48. Switched At Birth
My brother is a surgeon, and during part of his residency, he had to work in the pediatric unit. He was working with two newborns. One was getting much better and fighting for life. He was going to make it just fine. The other baby was hours from passing. He wasn't going to make it. My brother was in charge of informing the families. That's when he made the worst mistake possible.

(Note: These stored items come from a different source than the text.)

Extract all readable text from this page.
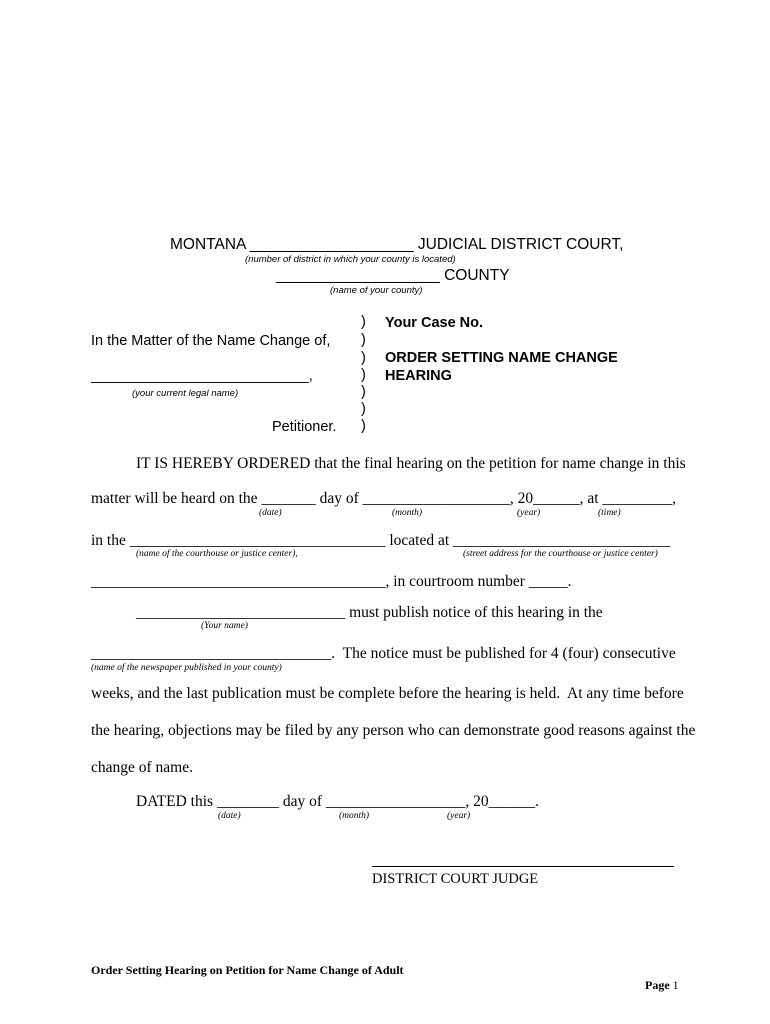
MONTANA ___________________ JUDICIAL DISTRICT COURT,
(number of district in which your county is located)
___________________ COUNTY
(name of your county)
)
)
)
)
)
)
)
In the Matter of the Name Change of,
___________________________,
(your current legal name)
Petitioner.
Your Case No.
ORDER SETTING NAME CHANGE
HEARING
IT IS HEREBY ORDERED that the final hearing on the petition for name change in this
matter will be heard on the _______ day of ___________________, 20______, at _________,
(date)	(month)	(year)	(time)
in the _________________________________ located at ____________________________
(name of the courthouse or justice center),	(street address for the courthouse or justice center)
______________________________________, in courtroom number _____.
___________________________ must publish notice of this hearing in the
(Your name)
_______________________________.  The notice must be published for 4 (four) consecutive
(name of the newspaper published in your county)
weeks, and the last publication must be complete before the hearing is held.  At any time before
the hearing, objections may be filed by any person who can demonstrate good reasons against the
change of name.
DATED this ________ day of __________________, 20______.
(date)	(month)	(year)
DISTRICT COURT JUDGE
Order Setting Hearing on Petition for Name Change of Adult

Page 1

My brother realized about 15 minutes later that he had mixed up the families. He told the family with the healthy baby that their baby wasn't going to make it, and he told the family with the struggling baby that their baby was going to be just fine. He then had to go back out to the families and explain the situation to them. How devastating. To be given a glimmer or hope, and have it ripped away from you not even an hour later. That was the most upset I've heard my brother. He felt destroyed.
49. It Didn’t End Well
I used to work for a veterinarian, and one of our tasks was to euthanize sick animals. The veterinarian usually left this task up to the other technicians and myself…until one day, we put the wrong dog "to sleep". I still feel awful about it to this day. Both dogs were sick, and both were poodles. I was instructed to "go get the sick poodle ready for euthanasia..".
50. That’s Gotta Hurt
When I was in 5th year of dental school, I had to treat a very nervous patient. I was in the middle of a crown restoration, which I had only performed a few times up until then. I was concentrating really hard. Suddenly, the patient jumped and her reaction was to close her mouth and jerk away from me. All with the drill in her mouth, spinning at high speed. It was absolutely horrific.
It just sliced through her insides like butter until the drill finally came to a stop. Before I could react and by the time the drill stopped spinning in her mouth, her tongue was almost amputated. My heart and mind experienced sheer terror. Time slowed down and I felt like my head was in a vacuum. I came back to reality hearing my tutor just screaming at me.
The patient survived of course. But I was training in a rural town, and that night was the loneliest night of my life. I knew I had to wake up and go back to that hospital and pick up that drill tomorrow morning. I didn't know how on earth I would do that. I spent the entire night organizing myself. I was going to leave dental school and do something else with my life. I couldn't go back again. It was like a feeling of vertigo now. I wasn't coming back from something like that. I could just hear the screams and the sound of flesh splitting apart.
I woke up that morning and for some reason unknown, don't know how or why, I went back to that hospital. Picked up the drill and made it my goal to make it through the day. For the next year, my plan was just to make it through the day. A year later, it was just make it through the week. Until 10 years later, I now have my own clinic. Life is pretty good, and that was the biggest mistake I ever made.
51. Too Little Too Late
I used to work in the pathology department at a major US medical center. A coworker once caused a case cross-contamination where biopsy material from a patient that was positive for cancer was mixed into a biopsy of a lymph node from another patient's neck. The fallout was absolutely brutal. This caused the cancer-free patient to undergo numerous rounds of chemotherapy and radiation treatment and, eventually, had a radical neck dissection. The surgeon essentially took out all the lymph nodes in your neck to see how many and which ones are positive for metastatic cancer.
It was only at this point, where all the lymph nodes were found to be benign, that people realized something was wrong and the case was investigated. It was tracked back to the initial biopsy. Besides the horrible few months that patient must have gone through, I'm sure the hospital got sued for at minimum several hundred thousand dollars–more likely millions.